Certes ses stats paraissent flatteuses avec 27.3 points, 6 rebonds et 5.3 passes par match. Mais il shoote à 37.2 % et un effrayant 26.2% derrière l’arc.
Un mot a été ressorti par les sources anonymes lors l’investigation menée par le journal américain pour qualifier l'attitude actuelle du joueur. « Aloofness », que l’on peut traduire par attitude hautaine.
Si l’on peut pardonner son manque de réussite offensive, il est cependant plus difficile de laisser passer sa suffisance défensive. Bleacher Report rapporte que les Rockets encaissent en moyenne 6.7 points de plus sur 100 possessions quand Harden est sur le terrain.
Il n’est donc pas étranger à la piteuse 29ème (et avant dernière) place de son équipe dans le classement des meilleures défenses avec pas moins de 108.1 points offerts en moyenne à leurs adversaires.

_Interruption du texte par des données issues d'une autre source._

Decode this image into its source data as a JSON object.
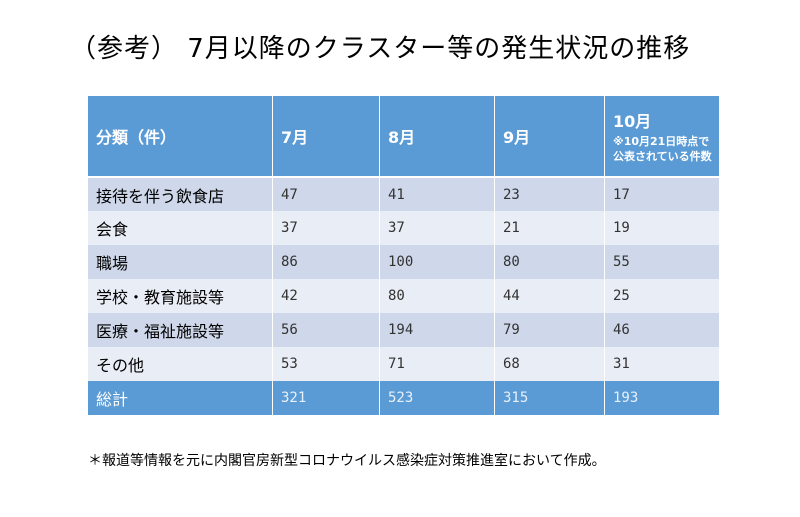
{
  "title": "（参考） 7月以降のクラスター等の発生状況の推移",
  "chart_data": {
    "type": "table",
    "columns": [
      "分類（件）",
      "7月",
      "8月",
      "9月",
      "10月"
    ],
    "column_note": "※10月21日時点で公表されている件数",
    "rows": [
      {
        "category": "接待を伴う飲食店",
        "values": [
          47,
          41,
          23,
          17
        ]
      },
      {
        "category": "会食",
        "values": [
          37,
          37,
          21,
          19
        ]
      },
      {
        "category": "職場",
        "values": [
          86,
          100,
          80,
          55
        ]
      },
      {
        "category": "学校・教育施設等",
        "values": [
          42,
          80,
          44,
          25
        ]
      },
      {
        "category": "医療・福祉施設等",
        "values": [
          56,
          194,
          79,
          46
        ]
      },
      {
        "category": "その他",
        "values": [
          53,
          71,
          68,
          31
        ]
      }
    ],
    "total": {
      "category": "総計",
      "values": [
        321,
        523,
        315,
        193
      ]
    }
  },
  "footnote": "＊報道等情報を元に内閣官房新型コロナウイルス感染症対策推進室において作成。",
  "colors": {
    "header": "#5b9bd5",
    "row_dark": "#cfd8ea",
    "row_light": "#e9edf5"
  }
}
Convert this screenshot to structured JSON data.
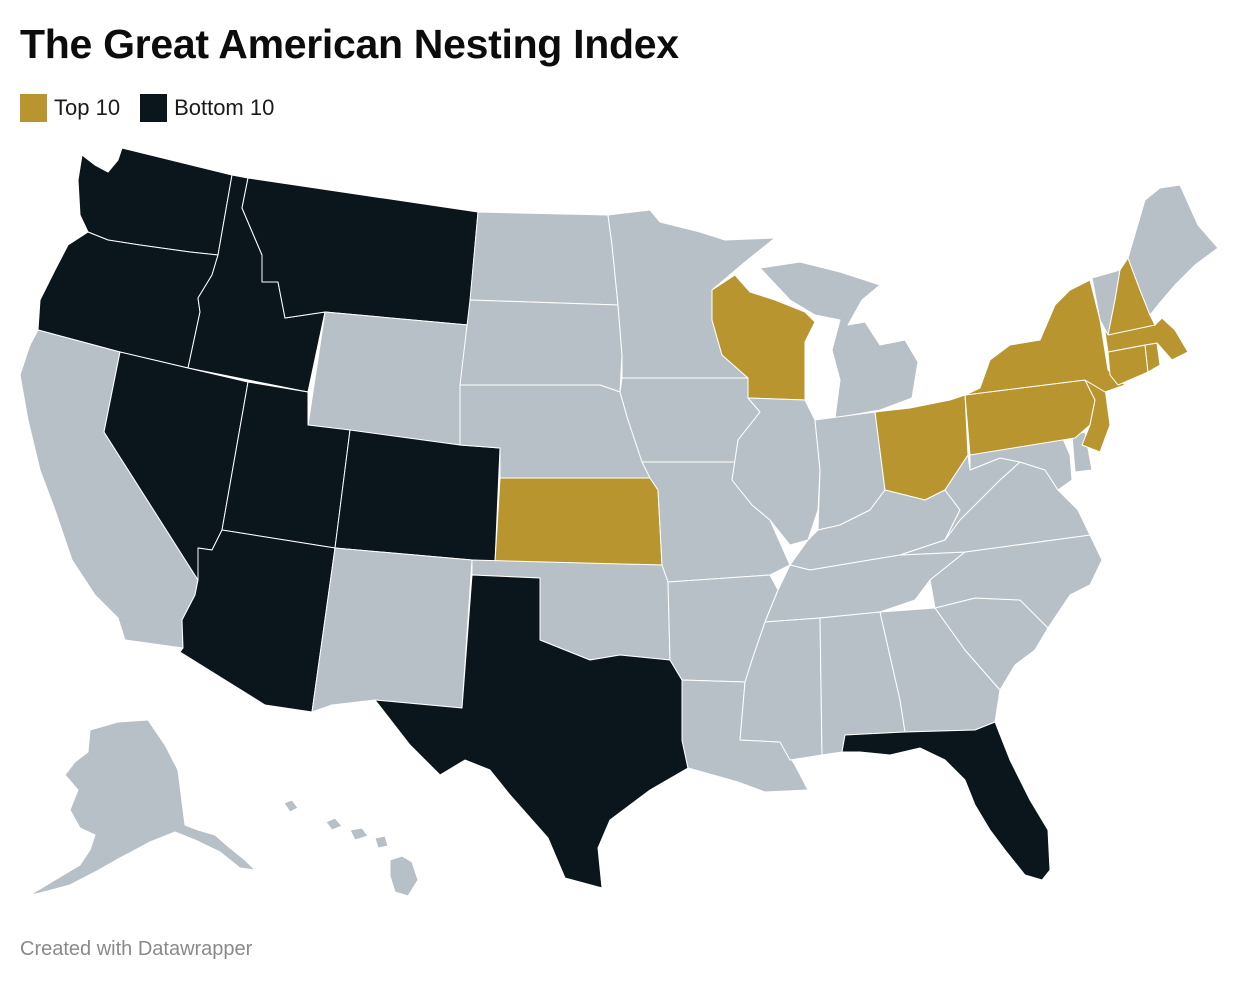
{
  "title": "The Great American Nesting Index",
  "legend": [
    {
      "label": "Top 10",
      "color": "#b8952f"
    },
    {
      "label": "Bottom 10",
      "color": "#0a161c"
    }
  ],
  "colors": {
    "top": "#b8952f",
    "bottom": "#0a161c",
    "other": "#b7c0c6",
    "border": "#ffffff"
  },
  "states": {
    "WA": "bottom",
    "OR": "bottom",
    "CA": "other",
    "ID": "bottom",
    "NV": "bottom",
    "MT": "bottom",
    "WY": "other",
    "UT": "bottom",
    "AZ": "bottom",
    "CO": "bottom",
    "NM": "other",
    "ND": "other",
    "SD": "other",
    "NE": "other",
    "KS": "top",
    "OK": "other",
    "TX": "bottom",
    "MN": "other",
    "IA": "other",
    "MO": "other",
    "AR": "other",
    "LA": "other",
    "WI": "top",
    "IL": "other",
    "MS": "other",
    "MI": "other",
    "IN": "other",
    "OH": "top",
    "KY": "other",
    "TN": "other",
    "AL": "other",
    "GA": "other",
    "FL": "bottom",
    "SC": "other",
    "NC": "other",
    "VA": "other",
    "WV": "other",
    "MD": "other",
    "DE": "other",
    "PA": "top",
    "NJ": "top",
    "NY": "top",
    "CT": "top",
    "RI": "top",
    "MA": "top",
    "VT": "other",
    "NH": "top",
    "ME": "other",
    "AK": "other",
    "HI": "other"
  },
  "footer": "Created with Datawrapper"
}
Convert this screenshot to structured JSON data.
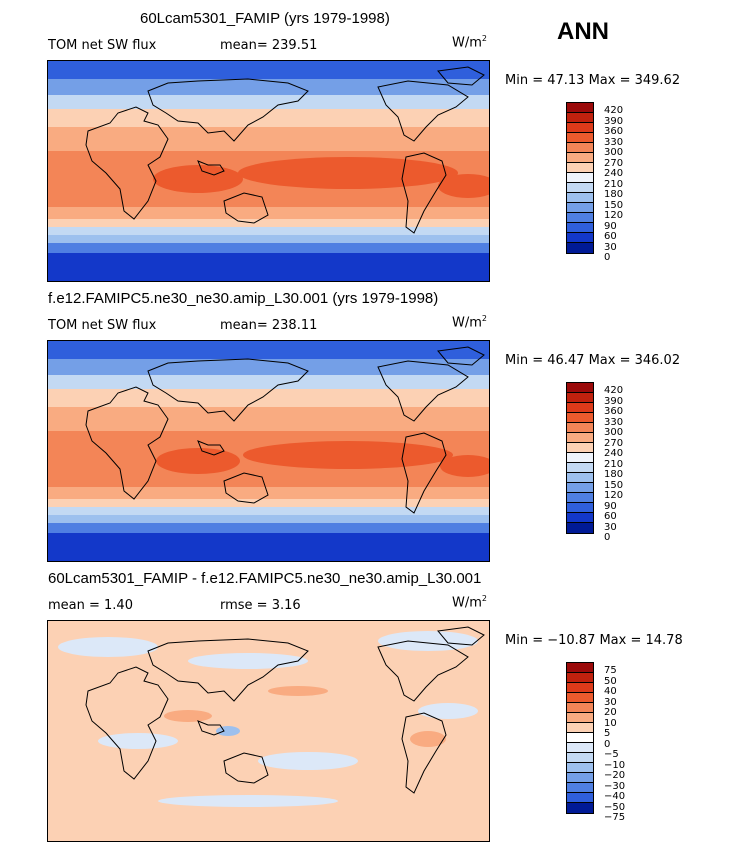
{
  "season": "ANN",
  "units": "W/m",
  "units_exp": "2",
  "panels": [
    {
      "title": "60Lcam5301_FAMIP (yrs 1979-1998)",
      "variable": "TOM net SW flux",
      "stat": "mean= 239.51",
      "minmax": "Min =  47.13 Max = 349.62",
      "levels": [
        "420",
        "390",
        "360",
        "330",
        "300",
        "270",
        "240",
        "210",
        "180",
        "150",
        "120",
        "90",
        "60",
        "30",
        "0"
      ],
      "colors": [
        "#9b0a0a",
        "#c0210e",
        "#dd3a1a",
        "#ec5a2d",
        "#f38557",
        "#f9ab81",
        "#fcd1b4",
        "#eef3fb",
        "#c3d9f3",
        "#9dc0ee",
        "#749fe7",
        "#4f7fe2",
        "#2f5fdc",
        "#1338c9",
        "#001a96"
      ]
    },
    {
      "title": "f.e12.FAMIPC5.ne30_ne30.amip_L30.001 (yrs 1979-1998)",
      "variable": "TOM net SW flux",
      "stat": "mean= 238.11",
      "minmax": "Min =  46.47 Max = 346.02",
      "levels": [
        "420",
        "390",
        "360",
        "330",
        "300",
        "270",
        "240",
        "210",
        "180",
        "150",
        "120",
        "90",
        "60",
        "30",
        "0"
      ],
      "colors": [
        "#9b0a0a",
        "#c0210e",
        "#dd3a1a",
        "#ec5a2d",
        "#f38557",
        "#f9ab81",
        "#fcd1b4",
        "#eef3fb",
        "#c3d9f3",
        "#9dc0ee",
        "#749fe7",
        "#4f7fe2",
        "#2f5fdc",
        "#1338c9",
        "#001a96"
      ]
    },
    {
      "title": "60Lcam5301_FAMIP - f.e12.FAMIPC5.ne30_ne30.amip_L30.001",
      "variable": "mean =    1.40",
      "stat": "rmse =    3.16",
      "minmax": "Min = −10.87 Max =  14.78",
      "levels": [
        "75",
        "50",
        "40",
        "30",
        "20",
        "10",
        "5",
        "0",
        "−5",
        "−10",
        "−20",
        "−30",
        "−40",
        "−50",
        "−75"
      ],
      "colors": [
        "#9b0a0a",
        "#c0210e",
        "#dd3a1a",
        "#ec5a2d",
        "#f38557",
        "#f9ab81",
        "#fcd1b4",
        "#ffffff",
        "#dce8f8",
        "#c3d9f3",
        "#9dc0ee",
        "#749fe7",
        "#4f7fe2",
        "#2f5fdc",
        "#001a96"
      ]
    }
  ]
}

Si le numéro 13 veut devenir un jour MVP et remporter un titre, il doit fournir de plus gros efforts et vraisemblablement changer son attitude alors que le tenant du titre, Stephen Curry surnage complètement dans tous les domaines.
Le coach Bickerstaff a pris les reines pour inculquer une philosophie de jeu différente à ses joueurs. Ça ne pourra que faire du bien à une franchise en cruel de repères depuis quelques mois.